Re: Re: [PATCH 1/2] rbd: RBD_DEV_FLAG_THICK rbd_dev_flags bit

From: Ilya Dryomov
Date: Fri Mar 23 2018 - 05:34:09 EST


On Fri, Mar 23, 2018 at 10:31 AM, Ilya Dryomov <idryomov@xxxxxxxxx> wrote:
> On Thu, Mar 22, 2018 at 12:57 PM, äääå / KAMEIïHITOSHI
> <hitoshi.kamei.xm@xxxxxxxxxxx> wrote:
>> Hi Yang,
>>
>>> I am not sure is this the best way for this case, what about adding an option in "rbd map -o thick rbd/test"?
>>
>> I will add such option to the rbd map command to manipulate image settings. So, the end-user
>> do not change the settings directly via sysfs file.
>>
>>> @@ -4011,6 +4012,15 @@ static void rbd_queue_workfn(struct work_struct *work)
>>> goto err;
>>> }
>>>
>>> + /* Ignore/skip discard requests for thick-provision image */
>>>
>>> Just ignore? or return -EOPNOTSUPP?
>>
>> Thanks, I think -EOPNOTSUPP is better because user programs cannot know
>> the result of requested operation when the kernel rbd driver ignores
>> discard request. The result of requested operation when the kernel rbd driver
>> ignores discard requests, which probably misleads the user programs.
>>
>>> In addition, we should not ignore the REQ_OP_WRITE_ZEROES.
>>
>> Relating to the above, the return code of REQ_OP_WRITE_ZEROS request
>> is also -EOPNOTSUPP instead of ignoring. I think the result of
>> -EOPNOTSUPP is also better for this request because the kernel
>> rbd driver can expect that user programs write zero data by itself.
>
> REQ_OP_WRITE_ZEROES should continue to work, we just need to make
> sure it never issues truncates or deletes and instead writes zeroes
> explicitly.
>
> I think we should be explicit about the fact that discard is not
> supported instead of accepting the discard request and failing it in
> rbd_queue_workfn(). Attached patch is what I have in mind.

Now with the patch.

Thanks,

Ilya
From 1db405366371cb12e5182815c06f6f491af4b63c Mon Sep 17 00:00:00 2001
From: Ilya Dryomov <idryomov@xxxxxxxxx>
Date: Fri, 23 Mar 2018 09:14:47 +0100
Subject: [PATCH] rbd: notrim map option

Add an option to turn off discard and write zeroes offload support to
avoid deprovisioning a fully provisioned image. When enabled, discard
requests will fail with -EOPNOTSUPP, write zeroes requests will fall
back to manually zeroing.

Signed-off-by: Ilya Dryomov <idryomov@xxxxxxxxx>
---
drivers/block/rbd.c | 19 ++++++++++++++-----
1 file changed, 14 insertions(+), 5 deletions(-)

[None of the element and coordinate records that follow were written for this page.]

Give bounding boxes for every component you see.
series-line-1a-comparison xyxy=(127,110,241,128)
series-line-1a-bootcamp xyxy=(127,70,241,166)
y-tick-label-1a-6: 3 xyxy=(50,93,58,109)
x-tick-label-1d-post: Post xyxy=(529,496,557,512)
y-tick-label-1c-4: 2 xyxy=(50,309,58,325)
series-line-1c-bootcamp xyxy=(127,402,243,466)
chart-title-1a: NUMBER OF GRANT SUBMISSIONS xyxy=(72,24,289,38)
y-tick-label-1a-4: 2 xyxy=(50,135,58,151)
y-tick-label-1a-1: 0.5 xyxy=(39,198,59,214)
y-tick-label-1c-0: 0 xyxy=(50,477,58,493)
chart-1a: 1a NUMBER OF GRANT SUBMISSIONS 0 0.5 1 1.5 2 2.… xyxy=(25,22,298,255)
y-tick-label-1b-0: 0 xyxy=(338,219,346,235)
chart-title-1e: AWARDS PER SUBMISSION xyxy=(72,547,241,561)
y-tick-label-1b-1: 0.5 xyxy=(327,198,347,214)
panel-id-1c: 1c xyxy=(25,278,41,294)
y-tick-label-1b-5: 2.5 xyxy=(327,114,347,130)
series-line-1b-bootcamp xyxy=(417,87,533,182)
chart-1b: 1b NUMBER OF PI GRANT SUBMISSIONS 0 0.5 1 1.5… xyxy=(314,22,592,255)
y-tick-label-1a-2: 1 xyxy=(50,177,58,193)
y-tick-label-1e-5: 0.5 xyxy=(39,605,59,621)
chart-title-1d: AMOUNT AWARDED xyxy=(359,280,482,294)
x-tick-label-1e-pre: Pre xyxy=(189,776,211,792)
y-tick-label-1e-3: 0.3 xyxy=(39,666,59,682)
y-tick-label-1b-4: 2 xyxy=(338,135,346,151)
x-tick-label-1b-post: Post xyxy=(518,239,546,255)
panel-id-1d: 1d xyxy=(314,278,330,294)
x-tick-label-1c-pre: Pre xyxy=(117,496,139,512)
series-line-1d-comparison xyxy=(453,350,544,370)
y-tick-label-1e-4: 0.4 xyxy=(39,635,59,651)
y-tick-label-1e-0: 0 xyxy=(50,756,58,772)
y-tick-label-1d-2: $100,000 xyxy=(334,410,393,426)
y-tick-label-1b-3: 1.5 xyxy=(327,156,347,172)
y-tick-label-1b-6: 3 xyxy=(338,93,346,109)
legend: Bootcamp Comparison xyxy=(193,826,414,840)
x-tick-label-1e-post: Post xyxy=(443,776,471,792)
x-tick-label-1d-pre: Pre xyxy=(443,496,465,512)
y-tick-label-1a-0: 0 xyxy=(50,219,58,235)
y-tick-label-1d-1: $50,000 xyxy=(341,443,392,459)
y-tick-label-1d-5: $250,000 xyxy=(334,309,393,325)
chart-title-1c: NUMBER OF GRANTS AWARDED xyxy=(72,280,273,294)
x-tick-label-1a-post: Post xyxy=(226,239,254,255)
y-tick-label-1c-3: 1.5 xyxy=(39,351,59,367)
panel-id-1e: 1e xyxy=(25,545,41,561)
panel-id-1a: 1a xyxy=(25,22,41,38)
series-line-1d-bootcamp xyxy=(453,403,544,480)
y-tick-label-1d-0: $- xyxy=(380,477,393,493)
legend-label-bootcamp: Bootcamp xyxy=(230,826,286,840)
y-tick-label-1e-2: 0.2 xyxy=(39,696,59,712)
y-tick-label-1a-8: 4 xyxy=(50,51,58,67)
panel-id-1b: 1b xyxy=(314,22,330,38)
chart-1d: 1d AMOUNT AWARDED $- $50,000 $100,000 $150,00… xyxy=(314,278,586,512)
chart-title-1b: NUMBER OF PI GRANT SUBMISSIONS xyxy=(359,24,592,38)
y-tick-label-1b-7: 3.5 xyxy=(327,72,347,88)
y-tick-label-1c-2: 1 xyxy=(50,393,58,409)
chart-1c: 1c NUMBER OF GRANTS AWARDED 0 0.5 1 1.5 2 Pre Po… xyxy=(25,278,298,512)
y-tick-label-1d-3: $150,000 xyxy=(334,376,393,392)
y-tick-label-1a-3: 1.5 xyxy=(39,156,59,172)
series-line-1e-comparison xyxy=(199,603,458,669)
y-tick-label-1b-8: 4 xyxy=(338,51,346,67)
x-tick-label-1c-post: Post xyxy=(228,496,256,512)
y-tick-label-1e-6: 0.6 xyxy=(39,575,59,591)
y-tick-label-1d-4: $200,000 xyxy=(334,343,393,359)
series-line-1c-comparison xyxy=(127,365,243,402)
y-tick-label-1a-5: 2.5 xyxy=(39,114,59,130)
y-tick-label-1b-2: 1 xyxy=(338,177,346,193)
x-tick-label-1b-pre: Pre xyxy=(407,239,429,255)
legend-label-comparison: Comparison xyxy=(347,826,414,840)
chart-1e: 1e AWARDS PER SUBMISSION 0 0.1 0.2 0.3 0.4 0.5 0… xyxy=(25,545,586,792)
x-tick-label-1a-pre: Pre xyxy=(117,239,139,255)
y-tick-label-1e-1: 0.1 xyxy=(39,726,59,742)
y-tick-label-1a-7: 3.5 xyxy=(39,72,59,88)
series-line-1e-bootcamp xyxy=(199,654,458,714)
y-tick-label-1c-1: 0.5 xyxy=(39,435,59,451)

diff --git a/drivers/block/rbd.c b/drivers/block/rbd.c
index 1a90e5dd7470..dbe440a6531e 100644
--- a/drivers/block/rbd.c
+++ b/drivers/block/rbd.c
@@ -733,6 +733,7 @@ enum {
Opt_read_write,
Opt_lock_on_read,
Opt_exclusive,
+ Opt_notrim,
Opt_err
};

@@ -746,6 +747,7 @@ static match_table_t rbd_opts_tokens = {
{Opt_read_write, "rw"}, /* Alternate spelling */
{Opt_lock_on_read, "lock_on_read"},
{Opt_exclusive, "exclusive"},
+ {Opt_notrim, "notrim"},
{Opt_err, NULL}
};

@@ -754,12 +756,14 @@ struct rbd_options {
bool read_only;
bool lock_on_read;
bool exclusive;
+ bool trim;
};

#define RBD_QUEUE_DEPTH_DEFAULT BLKDEV_MAX_RQ
#define RBD_READ_ONLY_DEFAULT false
#define RBD_LOCK_ON_READ_DEFAULT false
#define RBD_EXCLUSIVE_DEFAULT false
+#define RBD_TRIM_DEFAULT true

static int parse_rbd_opts_token(char *c, void *private)
{
@@ -801,6 +805,9 @@ static int parse_rbd_opts_token(char *c, void *private)
case Opt_exclusive:
rbd_opts->exclusive = true;
break;
+ case Opt_notrim:
+ rbd_opts->trim = false;
+ break;
default:
/* libceph prints "bad option" msg */
return -EINVAL;
@@ -3940,11 +3947,12 @@ static int rbd_init_disk(struct rbd_device *rbd_dev)
blk_queue_io_min(q, objset_bytes);
blk_queue_io_opt(q, objset_bytes);

- /* enable the discard support */
- queue_flag_set_unlocked(QUEUE_FLAG_DISCARD, q);
- q->limits.discard_granularity = objset_bytes;
- blk_queue_max_discard_sectors(q, objset_bytes >> SECTOR_SHIFT);
- blk_queue_max_write_zeroes_sectors(q, objset_bytes >> SECTOR_SHIFT);
+ if (rbd_dev->opts->trim) {
+ queue_flag_set_unlocked(QUEUE_FLAG_DISCARD, q);
+ q->limits.discard_granularity = objset_bytes;
+ blk_queue_max_discard_sectors(q, objset_bytes >> SECTOR_SHIFT);
+ blk_queue_max_write_zeroes_sectors(q, objset_bytes >> SECTOR_SHIFT);
+ }

if (!ceph_test_opt(rbd_dev->rbd_client->client, NOCRC))
q->backing_dev_info->capabilities |= BDI_CAP_STABLE_WRITES;
@@ -5170,6 +5178,7 @@ static int rbd_add_parse_args(const char *buf,
rbd_opts->queue_depth = RBD_QUEUE_DEPTH_DEFAULT;
rbd_opts->lock_on_read = RBD_LOCK_ON_READ_DEFAULT;
rbd_opts->exclusive = RBD_EXCLUSIVE_DEFAULT;
+ rbd_opts->trim = RBD_TRIM_DEFAULT;

copts = ceph_parse_options(options, mon_addrs,
mon_addrs + mon_addrs_size - 1,
--
2.4.3